“Iká kò dógbà” – Os dedos não são iguais.
(provérbio africano fundamental para o entendimento e respeito às diferenças)
Vida reclusa, cercada pelas montanhas do Quênia e um espírito ‘afro ardente’, estes são alguns dos elementos que permearam a infância de Ng’endo Mukii, mulher, negra e africana. Ainda jovem, a queniana deixou seu berço de infância para alçar novos voos e mergulhar fundo na explosão tecnológica que tomava o mundo junto com a chegada do ano 2000. Graduada em design, Mukii, que desejava se tornar ilustradora, faz toda a produção de seus filmes, cria o enredo das histórias, desenha e se responsabiliza também pela criação das ilustrações.
Sua obra é inspirada no instinto. A artista determina o ritmo e a forma de exploração de acordo com as próprias sensações. O grande destaque do rico repertório desta jovem é o premiado “Yellow Fever”, que representa bem a intenção da queniana de difundir o protagonismo africano por meio de discussões fundamentais. Inicialmente um “simples” projeto de graduação para o Royal College of Arte de Londres, a animação de cerca de sete minutos apresenta de maneira direta os efeitos de uma estética fincada em padrões que diferem e muito da rotina dos africanos, especialmente de mulheres e crianças.
Combinando desenho à mão, animação digital, movimentos modernos e cores vibrantes, o curta apresenta os males oriundos dos ideais de beleza eurocentristas, há tempos perpetuados por propagandas publicitárias e pela grande mídia na vida das mulheres de África. De maneira direta e prática, Mukii representa o ambiente de um salão de beleza, que com seus quadros e produtos seduzem os que buscam (muitas vezes inconscientemente) a semelhança com os brancos europeus, estes que monopolizam propagandas nos mais diversos meios de comunicação. Em cena, um grupo de quenianas que não mede esforços e riscos para deixar a pele mais branca e o cabelo mais liso possível. Para a pele, muitas recorrem aos perigosos produtos de clareamento, que no Quênia são chamados de mkorogo.
Fascinada por tudo que cerca as discussões de pele e raça, Ng’endo emociona e faz o espectador refletir quando a personagem (inspirada em sua sobrinha) explica o desconforto que sente com a pele escura ao olhar seu reflexo no espelho. “Me interesso pelo conceito de pele e raça e o que eles implicam nas ideias e teorias formadas ao longo do tempo.

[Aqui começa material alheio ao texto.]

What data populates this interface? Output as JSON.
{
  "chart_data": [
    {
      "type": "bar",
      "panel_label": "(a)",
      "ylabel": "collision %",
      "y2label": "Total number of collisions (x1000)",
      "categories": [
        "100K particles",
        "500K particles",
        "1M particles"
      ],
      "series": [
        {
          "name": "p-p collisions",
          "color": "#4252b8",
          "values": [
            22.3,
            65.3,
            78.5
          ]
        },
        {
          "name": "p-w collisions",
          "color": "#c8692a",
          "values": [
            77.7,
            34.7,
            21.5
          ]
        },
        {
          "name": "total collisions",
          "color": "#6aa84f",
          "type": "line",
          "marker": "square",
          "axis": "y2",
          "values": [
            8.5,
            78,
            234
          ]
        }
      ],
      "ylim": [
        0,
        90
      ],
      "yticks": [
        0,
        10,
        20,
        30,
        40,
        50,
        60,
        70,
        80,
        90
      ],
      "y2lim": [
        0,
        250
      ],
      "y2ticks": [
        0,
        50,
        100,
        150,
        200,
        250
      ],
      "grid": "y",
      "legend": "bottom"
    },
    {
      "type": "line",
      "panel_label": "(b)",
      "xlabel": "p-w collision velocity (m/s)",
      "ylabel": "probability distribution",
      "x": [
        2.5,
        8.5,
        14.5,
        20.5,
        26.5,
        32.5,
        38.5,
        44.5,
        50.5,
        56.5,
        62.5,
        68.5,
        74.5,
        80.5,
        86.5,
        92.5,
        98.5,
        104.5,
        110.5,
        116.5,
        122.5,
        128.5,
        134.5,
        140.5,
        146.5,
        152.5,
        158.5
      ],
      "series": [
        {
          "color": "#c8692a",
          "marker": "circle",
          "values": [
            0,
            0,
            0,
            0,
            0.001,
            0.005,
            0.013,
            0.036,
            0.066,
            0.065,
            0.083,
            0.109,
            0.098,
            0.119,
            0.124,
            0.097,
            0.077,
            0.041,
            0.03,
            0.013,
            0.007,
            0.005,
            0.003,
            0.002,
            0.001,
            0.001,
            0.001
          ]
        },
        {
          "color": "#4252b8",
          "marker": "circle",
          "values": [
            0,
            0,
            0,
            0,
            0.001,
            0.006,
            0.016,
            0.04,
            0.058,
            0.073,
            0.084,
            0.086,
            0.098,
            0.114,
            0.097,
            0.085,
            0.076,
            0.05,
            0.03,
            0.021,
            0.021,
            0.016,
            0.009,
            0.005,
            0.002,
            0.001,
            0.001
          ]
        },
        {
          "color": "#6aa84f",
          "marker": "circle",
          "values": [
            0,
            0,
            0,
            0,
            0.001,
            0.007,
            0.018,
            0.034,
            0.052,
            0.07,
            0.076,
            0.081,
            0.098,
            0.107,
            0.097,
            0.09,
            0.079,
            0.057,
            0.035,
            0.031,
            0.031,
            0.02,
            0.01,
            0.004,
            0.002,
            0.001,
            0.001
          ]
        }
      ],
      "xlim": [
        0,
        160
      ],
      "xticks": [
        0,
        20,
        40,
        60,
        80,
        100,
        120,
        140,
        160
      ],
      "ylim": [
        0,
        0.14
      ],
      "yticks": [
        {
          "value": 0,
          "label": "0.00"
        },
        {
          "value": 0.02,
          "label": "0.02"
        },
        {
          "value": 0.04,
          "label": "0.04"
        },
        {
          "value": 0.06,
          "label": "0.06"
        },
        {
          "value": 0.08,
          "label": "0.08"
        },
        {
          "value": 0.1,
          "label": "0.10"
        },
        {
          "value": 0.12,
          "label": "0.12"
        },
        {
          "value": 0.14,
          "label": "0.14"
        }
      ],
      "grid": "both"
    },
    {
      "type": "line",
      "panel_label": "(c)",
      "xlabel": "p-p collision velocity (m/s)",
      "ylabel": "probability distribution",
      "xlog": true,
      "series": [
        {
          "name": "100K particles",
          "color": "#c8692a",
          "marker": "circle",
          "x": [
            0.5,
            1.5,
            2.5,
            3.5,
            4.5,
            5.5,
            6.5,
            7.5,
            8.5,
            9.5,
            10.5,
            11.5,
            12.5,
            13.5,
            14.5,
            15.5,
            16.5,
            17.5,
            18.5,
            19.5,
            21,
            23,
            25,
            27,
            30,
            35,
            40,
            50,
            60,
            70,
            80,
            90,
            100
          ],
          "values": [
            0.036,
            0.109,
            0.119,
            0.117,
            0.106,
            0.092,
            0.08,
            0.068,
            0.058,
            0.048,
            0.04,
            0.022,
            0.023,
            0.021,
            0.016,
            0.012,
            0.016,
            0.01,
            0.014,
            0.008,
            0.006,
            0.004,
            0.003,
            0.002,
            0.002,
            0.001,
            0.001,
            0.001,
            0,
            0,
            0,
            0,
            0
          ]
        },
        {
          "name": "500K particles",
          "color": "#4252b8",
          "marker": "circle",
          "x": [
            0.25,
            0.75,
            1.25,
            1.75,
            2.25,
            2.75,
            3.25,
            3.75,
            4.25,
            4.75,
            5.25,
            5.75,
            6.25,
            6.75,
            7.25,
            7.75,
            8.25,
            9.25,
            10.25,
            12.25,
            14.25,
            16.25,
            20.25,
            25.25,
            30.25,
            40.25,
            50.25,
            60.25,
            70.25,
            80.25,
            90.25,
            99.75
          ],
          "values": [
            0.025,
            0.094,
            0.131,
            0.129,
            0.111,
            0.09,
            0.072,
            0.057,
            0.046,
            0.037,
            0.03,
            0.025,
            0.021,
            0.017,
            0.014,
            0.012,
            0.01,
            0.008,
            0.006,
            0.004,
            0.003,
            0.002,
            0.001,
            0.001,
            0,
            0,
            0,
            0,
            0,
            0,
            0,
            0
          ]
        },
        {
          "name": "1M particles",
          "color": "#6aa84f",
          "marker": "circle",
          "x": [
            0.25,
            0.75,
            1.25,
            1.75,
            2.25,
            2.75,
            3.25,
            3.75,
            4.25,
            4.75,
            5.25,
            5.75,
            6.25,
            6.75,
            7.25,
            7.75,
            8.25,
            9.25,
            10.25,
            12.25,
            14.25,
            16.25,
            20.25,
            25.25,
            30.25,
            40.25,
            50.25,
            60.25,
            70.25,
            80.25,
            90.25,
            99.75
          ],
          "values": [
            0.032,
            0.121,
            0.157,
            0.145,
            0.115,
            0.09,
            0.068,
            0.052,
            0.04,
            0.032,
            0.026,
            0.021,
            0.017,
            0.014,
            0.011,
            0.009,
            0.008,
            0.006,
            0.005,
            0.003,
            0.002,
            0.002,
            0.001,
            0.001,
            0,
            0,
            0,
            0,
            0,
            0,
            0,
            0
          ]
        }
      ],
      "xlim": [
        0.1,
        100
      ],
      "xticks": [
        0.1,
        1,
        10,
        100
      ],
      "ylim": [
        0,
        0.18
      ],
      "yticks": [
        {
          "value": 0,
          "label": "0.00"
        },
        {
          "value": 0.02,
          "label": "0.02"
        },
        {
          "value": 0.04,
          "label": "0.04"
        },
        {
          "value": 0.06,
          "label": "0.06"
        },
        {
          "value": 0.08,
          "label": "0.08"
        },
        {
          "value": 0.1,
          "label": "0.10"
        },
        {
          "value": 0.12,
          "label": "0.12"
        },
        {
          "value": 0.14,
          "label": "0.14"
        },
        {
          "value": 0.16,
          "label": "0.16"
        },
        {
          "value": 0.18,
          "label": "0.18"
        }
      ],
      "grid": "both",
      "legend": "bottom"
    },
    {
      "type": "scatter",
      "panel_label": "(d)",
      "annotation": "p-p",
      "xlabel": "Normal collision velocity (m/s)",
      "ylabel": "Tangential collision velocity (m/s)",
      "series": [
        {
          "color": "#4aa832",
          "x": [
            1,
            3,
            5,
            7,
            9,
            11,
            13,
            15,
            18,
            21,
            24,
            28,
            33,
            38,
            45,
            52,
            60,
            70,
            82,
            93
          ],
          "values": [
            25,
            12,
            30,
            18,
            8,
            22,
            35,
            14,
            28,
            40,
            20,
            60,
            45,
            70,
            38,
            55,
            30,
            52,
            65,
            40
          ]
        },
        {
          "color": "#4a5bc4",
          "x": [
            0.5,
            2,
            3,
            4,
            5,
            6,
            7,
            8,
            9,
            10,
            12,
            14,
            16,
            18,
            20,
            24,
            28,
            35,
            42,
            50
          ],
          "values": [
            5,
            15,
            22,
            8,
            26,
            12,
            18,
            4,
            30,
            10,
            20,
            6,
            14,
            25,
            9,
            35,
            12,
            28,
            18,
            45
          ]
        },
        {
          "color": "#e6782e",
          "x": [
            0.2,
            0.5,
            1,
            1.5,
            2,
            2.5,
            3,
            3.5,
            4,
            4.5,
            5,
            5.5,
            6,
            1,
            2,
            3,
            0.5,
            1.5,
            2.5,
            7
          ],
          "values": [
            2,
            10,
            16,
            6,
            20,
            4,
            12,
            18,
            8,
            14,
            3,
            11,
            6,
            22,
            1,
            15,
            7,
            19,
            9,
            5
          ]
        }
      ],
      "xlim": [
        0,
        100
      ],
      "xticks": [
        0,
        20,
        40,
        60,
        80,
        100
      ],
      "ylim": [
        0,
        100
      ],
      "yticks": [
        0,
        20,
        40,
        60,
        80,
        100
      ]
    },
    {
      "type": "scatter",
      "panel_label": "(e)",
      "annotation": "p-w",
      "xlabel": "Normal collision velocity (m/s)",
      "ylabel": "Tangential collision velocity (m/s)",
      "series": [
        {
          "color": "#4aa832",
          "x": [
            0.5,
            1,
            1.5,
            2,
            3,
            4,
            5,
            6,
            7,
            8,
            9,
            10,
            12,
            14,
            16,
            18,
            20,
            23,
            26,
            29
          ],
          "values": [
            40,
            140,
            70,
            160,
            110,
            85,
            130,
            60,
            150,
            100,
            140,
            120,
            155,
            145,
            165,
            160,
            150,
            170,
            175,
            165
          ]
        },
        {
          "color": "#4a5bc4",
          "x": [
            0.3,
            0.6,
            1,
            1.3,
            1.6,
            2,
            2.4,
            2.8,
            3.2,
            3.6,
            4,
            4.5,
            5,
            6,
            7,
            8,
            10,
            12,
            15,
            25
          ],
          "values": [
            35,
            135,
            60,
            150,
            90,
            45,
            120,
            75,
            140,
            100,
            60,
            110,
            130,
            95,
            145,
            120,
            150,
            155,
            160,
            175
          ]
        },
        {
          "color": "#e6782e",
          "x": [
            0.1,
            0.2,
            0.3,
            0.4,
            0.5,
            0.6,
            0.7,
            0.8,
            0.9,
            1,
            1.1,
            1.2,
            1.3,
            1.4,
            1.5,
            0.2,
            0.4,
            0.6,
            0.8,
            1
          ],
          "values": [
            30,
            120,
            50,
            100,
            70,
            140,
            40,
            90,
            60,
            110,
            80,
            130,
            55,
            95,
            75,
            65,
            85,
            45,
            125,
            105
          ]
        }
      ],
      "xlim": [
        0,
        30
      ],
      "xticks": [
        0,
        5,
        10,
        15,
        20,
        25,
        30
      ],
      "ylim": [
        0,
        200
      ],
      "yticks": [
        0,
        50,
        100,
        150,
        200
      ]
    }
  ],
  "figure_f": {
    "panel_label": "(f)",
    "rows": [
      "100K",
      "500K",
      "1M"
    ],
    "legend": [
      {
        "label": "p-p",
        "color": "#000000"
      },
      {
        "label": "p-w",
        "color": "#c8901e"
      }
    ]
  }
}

Os ideais de beleza se globalizaram e distorceram a autoimagem das pessoas,” explica em entrevista ao portal Okay Africa.
Em “Yellow Fever”, a queniana realiza entrevistas e memórias para mostrar ao público o quão prejudicial se torna este processo esquizofrênico que faz parte do crescimento de boa parte dos africanos, inclusive ela. A cineasta também evidencia a importância da representatividade nos meios de comunicação. O trabalho de Ng’endo Mukii é fundamental para a compreensão dos efeitos negativos exercidos por um padrão de beleza que não se atenta para as diferenças, sejam elas étnicas ou culturais.